By Sophie Boot
Global capital is fleeing the coal sector, and it’s not a passing fad, according to the Institute for Energy Economics and Financial Analysis.
In IEEFA’s new report, released this morning, it found that since January 2018, one new bank, insurer or financial institution had announced divestment from or restrictions on thermal coal every two weeks.
IEEFA’s director of energy finance studies for Australasia, Tim Buckley, said a domino effect was being created by tightening policy and new lending restrictions “resulting in a progressive strangulation of the thermal coal industry”.
“Stranded assets are a clear financial risk for any institutions left funding the coal sector,” Buckley said. “With environmental and reputational concerns certainly driving factors for capital fleeing coal, investors are also increasingly aware that coal industry forecasts are increasingly dour.”

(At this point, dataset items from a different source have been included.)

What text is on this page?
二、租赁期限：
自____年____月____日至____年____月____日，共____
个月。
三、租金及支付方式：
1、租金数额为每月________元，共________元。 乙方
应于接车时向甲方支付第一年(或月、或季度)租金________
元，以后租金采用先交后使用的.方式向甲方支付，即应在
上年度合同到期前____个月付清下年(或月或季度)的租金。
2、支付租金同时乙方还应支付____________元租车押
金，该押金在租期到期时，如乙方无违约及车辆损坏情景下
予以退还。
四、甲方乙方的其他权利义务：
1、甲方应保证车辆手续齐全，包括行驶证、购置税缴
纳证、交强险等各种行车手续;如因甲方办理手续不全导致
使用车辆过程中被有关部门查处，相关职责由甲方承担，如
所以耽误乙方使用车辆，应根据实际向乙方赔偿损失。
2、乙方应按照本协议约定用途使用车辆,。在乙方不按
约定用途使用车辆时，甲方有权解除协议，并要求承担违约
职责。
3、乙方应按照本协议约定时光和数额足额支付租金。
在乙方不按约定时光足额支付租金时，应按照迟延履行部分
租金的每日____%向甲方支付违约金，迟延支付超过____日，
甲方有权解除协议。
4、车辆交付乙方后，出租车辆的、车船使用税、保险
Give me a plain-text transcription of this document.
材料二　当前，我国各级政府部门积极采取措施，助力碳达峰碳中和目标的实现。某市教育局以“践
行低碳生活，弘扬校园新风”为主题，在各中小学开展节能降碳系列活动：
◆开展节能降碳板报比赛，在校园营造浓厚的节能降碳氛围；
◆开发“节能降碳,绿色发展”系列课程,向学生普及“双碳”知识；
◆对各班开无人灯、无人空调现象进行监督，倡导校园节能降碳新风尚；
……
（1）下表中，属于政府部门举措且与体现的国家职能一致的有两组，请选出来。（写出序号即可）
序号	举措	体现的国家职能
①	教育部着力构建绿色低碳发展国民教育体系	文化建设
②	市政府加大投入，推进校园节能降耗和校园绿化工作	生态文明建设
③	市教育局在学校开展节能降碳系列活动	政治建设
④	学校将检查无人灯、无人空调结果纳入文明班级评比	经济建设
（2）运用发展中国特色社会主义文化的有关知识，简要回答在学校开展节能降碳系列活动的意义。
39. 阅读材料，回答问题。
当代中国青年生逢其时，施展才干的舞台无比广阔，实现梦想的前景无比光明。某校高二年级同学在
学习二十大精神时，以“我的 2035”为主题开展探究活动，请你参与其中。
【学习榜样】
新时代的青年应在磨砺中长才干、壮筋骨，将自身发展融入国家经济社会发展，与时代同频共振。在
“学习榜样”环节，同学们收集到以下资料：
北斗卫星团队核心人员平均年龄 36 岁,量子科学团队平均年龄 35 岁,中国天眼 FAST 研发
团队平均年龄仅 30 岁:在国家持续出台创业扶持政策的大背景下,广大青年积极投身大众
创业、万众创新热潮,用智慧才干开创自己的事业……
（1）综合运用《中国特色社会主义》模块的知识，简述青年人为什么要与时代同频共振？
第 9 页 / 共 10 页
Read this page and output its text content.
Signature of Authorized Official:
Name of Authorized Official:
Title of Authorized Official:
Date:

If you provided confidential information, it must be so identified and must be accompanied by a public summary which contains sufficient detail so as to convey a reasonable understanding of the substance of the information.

In Australia, IEEFA points to superannuation funds UniSuper and QSuper, which last year moved their combined A$147 billion in funds under management away from coal. It also notes that Australia’s domestic banks will no longer fund new coal plants, though the Morrison government was open to bids for new coal projects through its underwriting program, which Energy Minister Angus Taylor said yesterday was progressing quickly to a shortlist of projects which could get government backing.
Emma Herd, chief executive of the Investor Group on Climate Change - which represents institutional investors with total funds under management of about $2 trillion - says Australia’s various financial institutions have taken different approaches to the financial risk of climate change.
Large banks including Westpac and ANZ have capped the emissions intensity of projects they’ll finance, while IGCC’s members have opted either to divest wholly or partly from thermal coal investments, set thresholds for the amount of thermal coal investments they’ll hold, or lobby high emitters in their portfolios to reduce their carbon emissions, she said.
Other Australian banks noted in the IEEFA report are Bank Australia, which excludes all fossil fuel lending, and Bendigo Bank, which ruled out lending to coal or coal seam gas projects in 2014.
“It’s a complicated landscape, but the common thread is all aspects of the financial services sector are actively looking at carbon risk as a financial risk,” Herd said. “Particularly in the last 12 months we’ve seen a real shift forward in terms of how they’re thinking about integrating active consideration of carbon risk into their risk processes.”
Pressure to do so, Herd says, is coming from all directions - regulators, customers, shareholders and “basic credit risk 101”.
“This is not just campaign-driven, this is not just shareholder-driven, it is all constituencies saying ‘this is an area we really need to be managing better and doing that faster’.”
Julien Vincent, executive director and lead campaigner at Market Forces, says progress on the most important aspect of climate risk disclosure - publishing analyses of how companies perform in different climate change scenarios - has been “glacial”.
Market Forces monitors banks, insurers and superannuation funds to compare their funding of environmentally unfriendly projects. Its latest scorecard of the big four banks - published in June 2018 - shows the banks have collectively loaned A$21 billion to coal, oil and gas projects since December 2015, when the Paris climate agreement was signed.
While no bank is investing in line with the Paris goal of keeping global warming below 2°C above pre-industrial levels, it is possible to differentiate between them, Vincent says. He points to the ratio of fossil fuel investment to renewable energy investment between late 2015 and the end of 2017 - for ANZ, it’s A$7.70 to A$1; for NAB, it’s A$1.60 to A$1.
Shareholder pressure to divest from fossil fuels is increasing, but those investors are still the minority, Vincent says.
“You’ve got investors saying ‘I don’t think it’s in my interest’ to see information about climate risk disclosed to the market. It’s exciting to see the investor activity increasing but you have to put in perspective that we're still talking about the vast minority of investors taking action."
IEEFA, too, notes that “almost all financial institutions still fail to properly implement policies aligned with the Paris Agreement”. Greenwashing is still a real concern and ultimately, the report says, “progress is being made but… it is far from sufficient”.